On a side note -- concerning the whole idea that a layman can't make cat food, I have fed my present recipe for ~15 yrs with no nutritional problems. The recipe I use is borrowed from Michelle Bernard at Blakkatz Raw Recipes. (Michelle used that recipe for a good 10 yrs before publishing it and raised champion American Shorthair cats on it.) I have done nutritional screenings on my cats and there are no deficiencies or excesses. I have analyzed this recipe and someone else had it analyzed by the company mentioned above -- it's fine. This recipe also has been 'blessed' by my vet, 3 other vets of friends, and was deemed 'perfect' in terms of nutrition. While there are some whacko raw food recipes out there (ones that claim no supplements are required), there is at least one that is fine.
The third argument against raw is the issue of pathogens in the raw food. Yes, this risk is there. Given the number of recalls for canned and kibble foods, the risk is also there and of a much more serious nature since the pathogens found in commercial food seem to be of more virulent strains. But back to raw -- not only is the cat digestive system shorter so the bad 'bugs' have less time to colonize, the acid in the stomach is stronger so many of the pathogens that would sicken humans are destroyed by the cat's stomach acid. I deal with medically fragile Persians from large public shelters and they all get transitioned to raw. In the 25 yrs I've done raw, not one cat has had any food-borne illness from my raw. Among my raw-feeding friends including owners of FIV and FeLV cats, not one of them have had problems either. If you start with human-grade meats and handle it properly, the risk is minimal.
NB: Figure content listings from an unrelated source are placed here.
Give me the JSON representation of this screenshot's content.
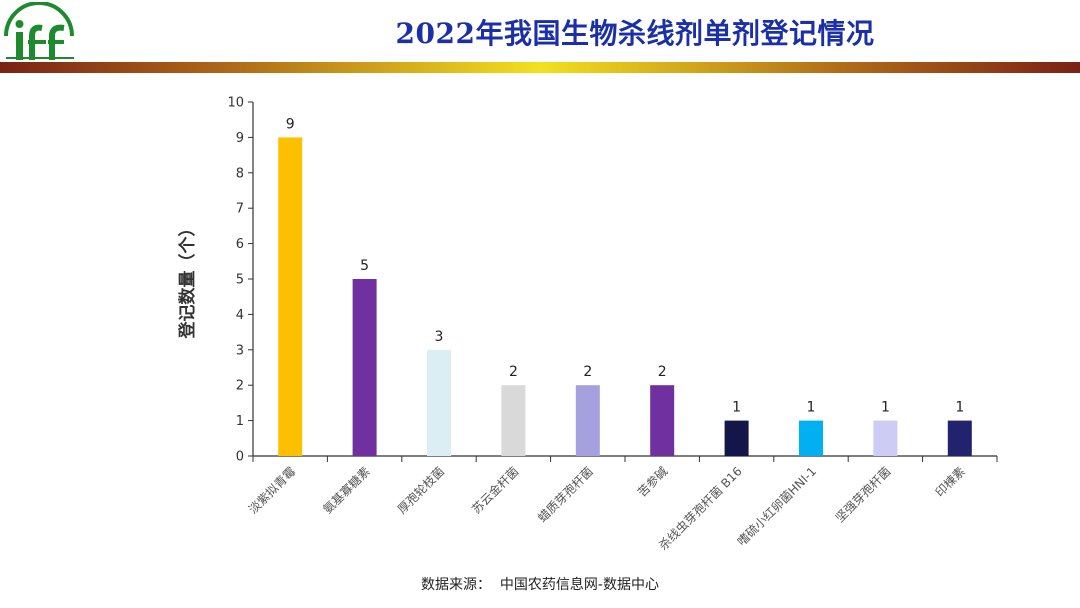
{
  "header": {
    "title": "2022年我国生物杀线剂单剂登记情况"
  },
  "source": "数据来源：  中国农药信息网-数据中心",
  "colors": {
    "title": "#1b2fa8",
    "axis": "#333333"
  },
  "chart_data": {
    "type": "bar",
    "title": "2022年我国生物杀线剂单剂登记情况",
    "ylabel": "登记数量（个）",
    "xlabel": "",
    "ylim": [
      0,
      10
    ],
    "yticks": [
      0,
      1,
      2,
      3,
      4,
      5,
      6,
      7,
      8,
      9,
      10
    ],
    "grid": false,
    "categories": [
      "淡紫拟青霉",
      "氨基寡糖素",
      "厚孢轮枝菌",
      "苏云金杆菌",
      "蜡质芽孢杆菌",
      "苦参碱",
      "杀线虫芽孢杆菌 B16",
      "嗜硫小红卵菌HNI-1",
      "坚强芽孢杆菌",
      "印楝素"
    ],
    "values": [
      9,
      5,
      3,
      2,
      2,
      2,
      1,
      1,
      1,
      1
    ],
    "value_labels": [
      "9",
      "5",
      "3",
      "2",
      "2",
      "2",
      "1",
      "1",
      "1",
      "1"
    ],
    "bar_colors": [
      "#ffc000",
      "#7030a0",
      "#daeef3",
      "#d9d9d9",
      "#a5a0de",
      "#7030a0",
      "#14164a",
      "#00b0f0",
      "#ccccf4",
      "#22236e"
    ]
  }
}
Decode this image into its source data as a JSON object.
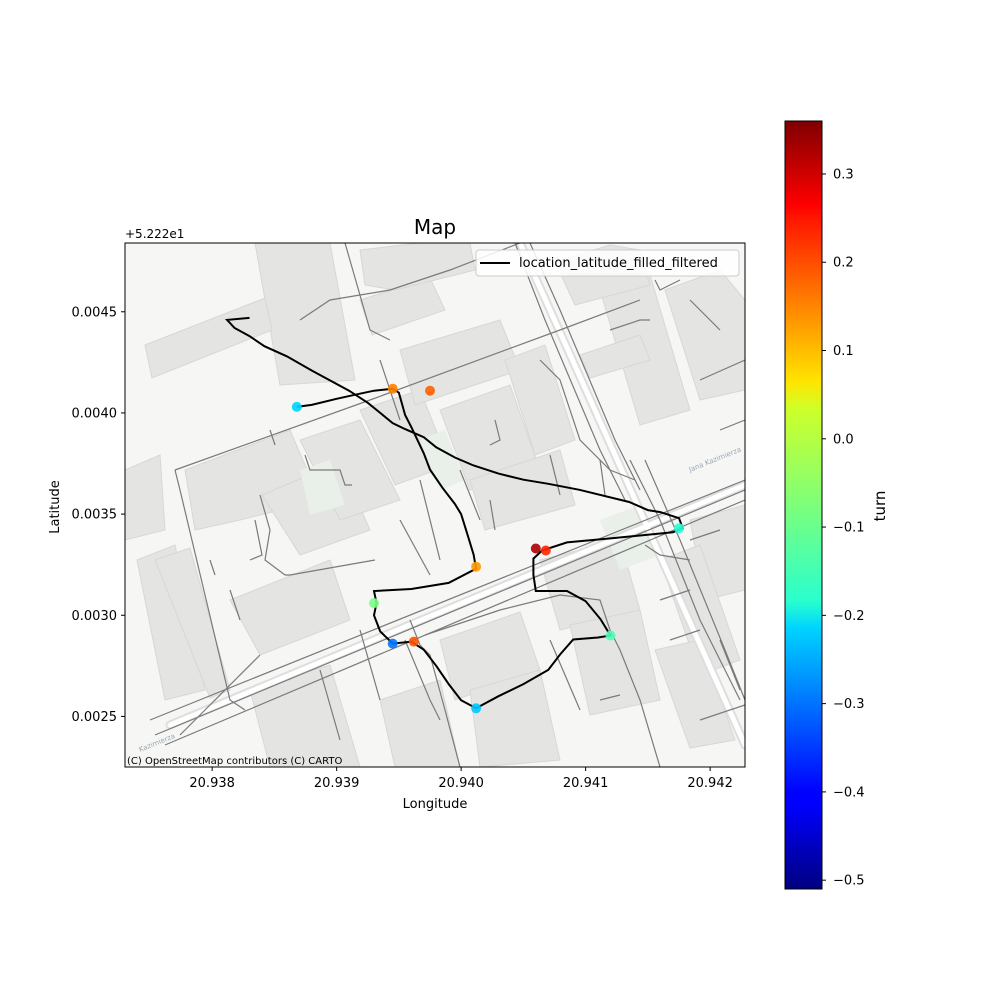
{
  "title": "Map",
  "offset_label": "+5.222e1",
  "xlabel": "Longitude",
  "ylabel": "Latitude",
  "attribution": "(C) OpenStreetMap contributors (C) CARTO",
  "street_labels": [
    "Jana Kazimierza",
    "Kazimierza"
  ],
  "legend": {
    "label": "location_latitude_filled_filtered",
    "placement": "upper right"
  },
  "colorbar": {
    "label": "turn",
    "colormap": "jet",
    "range": [
      -0.51,
      0.36
    ],
    "ticks": [
      "-0.5",
      "-0.4",
      "-0.3",
      "-0.2",
      "-0.1",
      "0.0",
      "0.1",
      "0.2",
      "0.3"
    ],
    "tick_values": [
      -0.5,
      -0.4,
      -0.3,
      -0.2,
      -0.1,
      0.0,
      0.1,
      0.2,
      0.3
    ]
  },
  "chart_data": {
    "type": "line",
    "title": "Map",
    "xlabel": "Longitude",
    "ylabel": "Latitude",
    "xlim": [
      20.9373,
      20.94228
    ],
    "ylim": [
      52.22225,
      52.22484
    ],
    "y_offset": 52.22,
    "xticks": [
      "20.938",
      "20.939",
      "20.940",
      "20.941",
      "20.942"
    ],
    "xtick_values": [
      20.938,
      20.939,
      20.94,
      20.941,
      20.942
    ],
    "yticks": [
      "0.0025",
      "0.0030",
      "0.0035",
      "0.0040",
      "0.0045"
    ],
    "ytick_values": [
      52.2225,
      52.223,
      52.2235,
      52.224,
      52.2245
    ],
    "series": [
      {
        "name": "location_latitude_filled_filtered",
        "color": "#000000",
        "points": [
          [
            20.93868,
            52.22403
          ],
          [
            20.9388,
            52.22404
          ],
          [
            20.939,
            52.22407
          ],
          [
            20.93915,
            52.22409
          ],
          [
            20.9393,
            52.22411
          ],
          [
            20.93945,
            52.22412
          ],
          [
            20.9395,
            52.2241
          ],
          [
            20.93955,
            52.22399
          ],
          [
            20.9396,
            52.22393
          ],
          [
            20.9397,
            52.2238
          ],
          [
            20.93975,
            52.22372
          ],
          [
            20.93985,
            52.22363
          ],
          [
            20.93995,
            52.22355
          ],
          [
            20.94,
            52.2235
          ],
          [
            20.94005,
            52.2234
          ],
          [
            20.9401,
            52.2233
          ],
          [
            20.94012,
            52.22323
          ],
          [
            20.9399,
            52.22316
          ],
          [
            20.9396,
            52.22313
          ],
          [
            20.9393,
            52.22312
          ],
          [
            20.93932,
            52.22306
          ],
          [
            20.9393,
            52.223
          ],
          [
            20.93935,
            52.22292
          ],
          [
            20.93945,
            52.22286
          ],
          [
            20.9396,
            52.22287
          ],
          [
            20.9397,
            52.22283
          ],
          [
            20.9398,
            52.22275
          ],
          [
            20.9399,
            52.22266
          ],
          [
            20.94,
            52.22258
          ],
          [
            20.94012,
            52.22254
          ],
          [
            20.9403,
            52.2226
          ],
          [
            20.9405,
            52.22266
          ],
          [
            20.9407,
            52.22273
          ],
          [
            20.9408,
            52.22281
          ],
          [
            20.9409,
            52.22288
          ],
          [
            20.9411,
            52.22289
          ],
          [
            20.9412,
            52.2229
          ],
          [
            20.94112,
            52.22298
          ],
          [
            20.941,
            52.22307
          ],
          [
            20.94085,
            52.22312
          ],
          [
            20.9406,
            52.22312
          ],
          [
            20.94058,
            52.2232
          ],
          [
            20.94058,
            52.22328
          ],
          [
            20.94065,
            52.22332
          ],
          [
            20.94085,
            52.22336
          ],
          [
            20.9412,
            52.22338
          ],
          [
            20.9417,
            52.22341
          ],
          [
            20.94178,
            52.22343
          ],
          [
            20.94175,
            52.22348
          ],
          [
            20.9416,
            52.22351
          ],
          [
            20.9415,
            52.22352
          ],
          [
            20.94135,
            52.22356
          ],
          [
            20.94095,
            52.22362
          ],
          [
            20.9407,
            52.22365
          ],
          [
            20.9405,
            52.22367
          ],
          [
            20.9403,
            52.2237
          ],
          [
            20.9401,
            52.22374
          ],
          [
            20.93995,
            52.22378
          ],
          [
            20.9398,
            52.22383
          ],
          [
            20.9397,
            52.22388
          ],
          [
            20.93955,
            52.22392
          ],
          [
            20.93945,
            52.22395
          ],
          [
            20.93935,
            52.224
          ],
          [
            20.93925,
            52.22405
          ],
          [
            20.9391,
            52.22411
          ],
          [
            20.93895,
            52.22416
          ],
          [
            20.9388,
            52.22421
          ],
          [
            20.9386,
            52.22428
          ],
          [
            20.93842,
            52.22433
          ],
          [
            20.9383,
            52.22438
          ],
          [
            20.93818,
            52.22442
          ],
          [
            20.93812,
            52.22446
          ],
          [
            20.9383,
            52.22447
          ]
        ]
      }
    ],
    "markers": [
      {
        "lon": 20.93868,
        "lat": 52.22403,
        "turn": -0.22
      },
      {
        "lon": 20.93945,
        "lat": 52.22412,
        "turn": 0.14
      },
      {
        "lon": 20.93975,
        "lat": 52.22411,
        "turn": 0.17
      },
      {
        "lon": 20.94012,
        "lat": 52.22324,
        "turn": 0.12
      },
      {
        "lon": 20.9393,
        "lat": 52.22306,
        "turn": -0.08
      },
      {
        "lon": 20.93945,
        "lat": 52.22286,
        "turn": -0.3
      },
      {
        "lon": 20.93962,
        "lat": 52.22287,
        "turn": 0.18
      },
      {
        "lon": 20.94012,
        "lat": 52.22254,
        "turn": -0.23
      },
      {
        "lon": 20.9412,
        "lat": 52.2229,
        "turn": -0.12
      },
      {
        "lon": 20.9406,
        "lat": 52.22333,
        "turn": 0.32
      },
      {
        "lon": 20.94068,
        "lat": 52.22332,
        "turn": 0.22
      },
      {
        "lon": 20.94175,
        "lat": 52.22343,
        "turn": -0.15
      }
    ]
  }
}
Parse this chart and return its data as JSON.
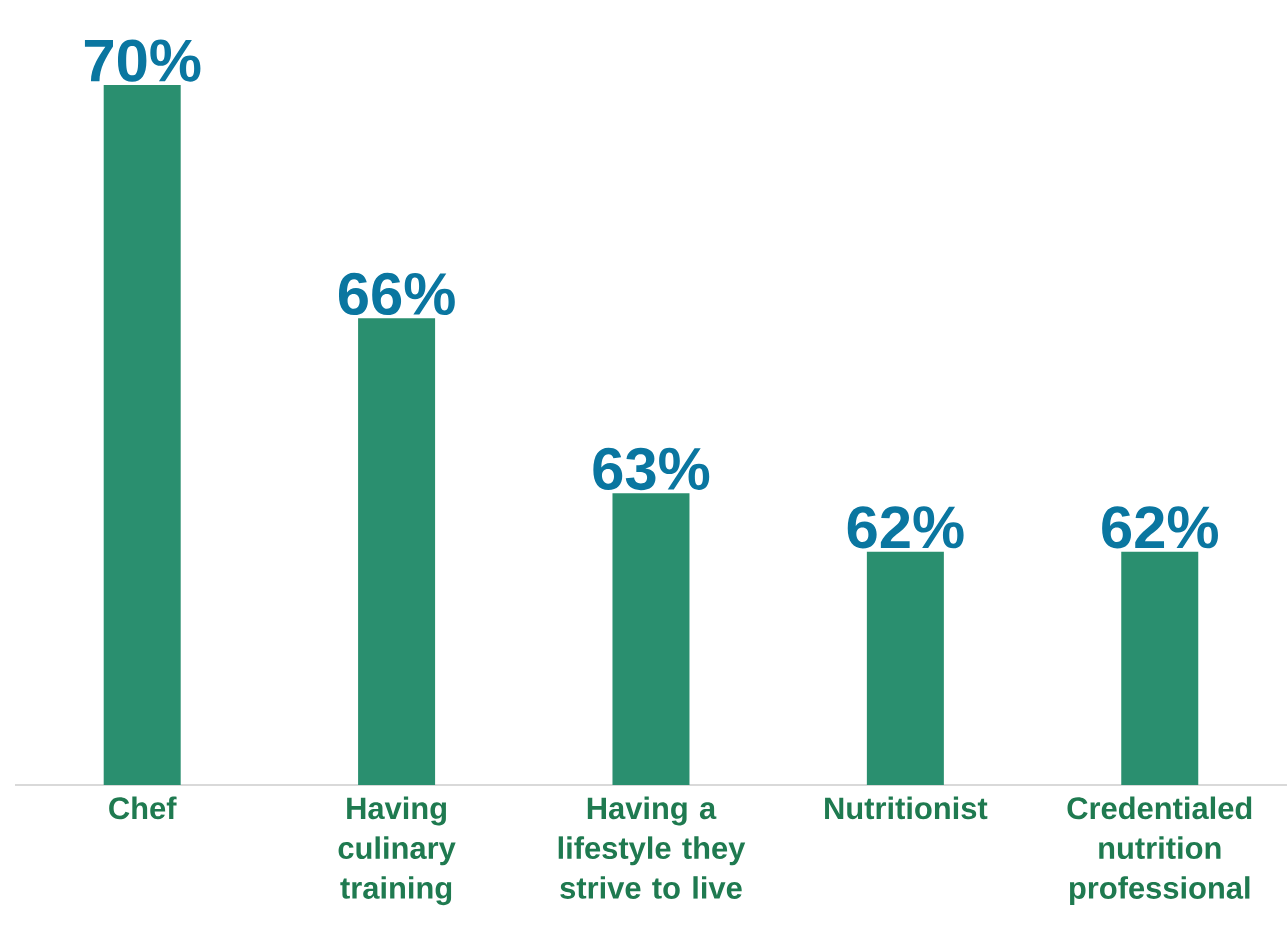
{
  "chart_data": {
    "type": "bar",
    "categories": [
      "Chef",
      "Having culinary training",
      "Having a lifestyle they strive to live",
      "Nutritionist",
      "Credentialed nutrition professional"
    ],
    "values": [
      70,
      66,
      63,
      62,
      62
    ],
    "value_labels": [
      "70%",
      "66%",
      "63%",
      "62%",
      "62%"
    ],
    "color": "#2a8f6f",
    "ylim": [
      58,
      70
    ],
    "tick_labels": "x"
  }
}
With respect specifically to pathogens, raw, and FIP, the argument is that the cat's immune system is already stressed so the pathogens are more problematic. That sounds good, but the immune system in a FIP is over-reactive, not under-reactive. Cats die from FIP not from secondary infections as they do with feline leukemia, but from the immune system destroying the cells of the body.
So, the bottomline is this -- if I had a cat with dry FIP, would I switch the cat to raw? Probably yes. I do not see any harm in a raw diet and I have seen major benefits from it in cats with IBD, diabetes, FeLV, and FIV. If the cat was already showing symptoms, then maybe not if the cat was hesitant to eat the raw -- I would prefer to have the last weeks of the cat's life to be as free from stress as possible. As for the wet FIP, no, I would just love the cat until it dies.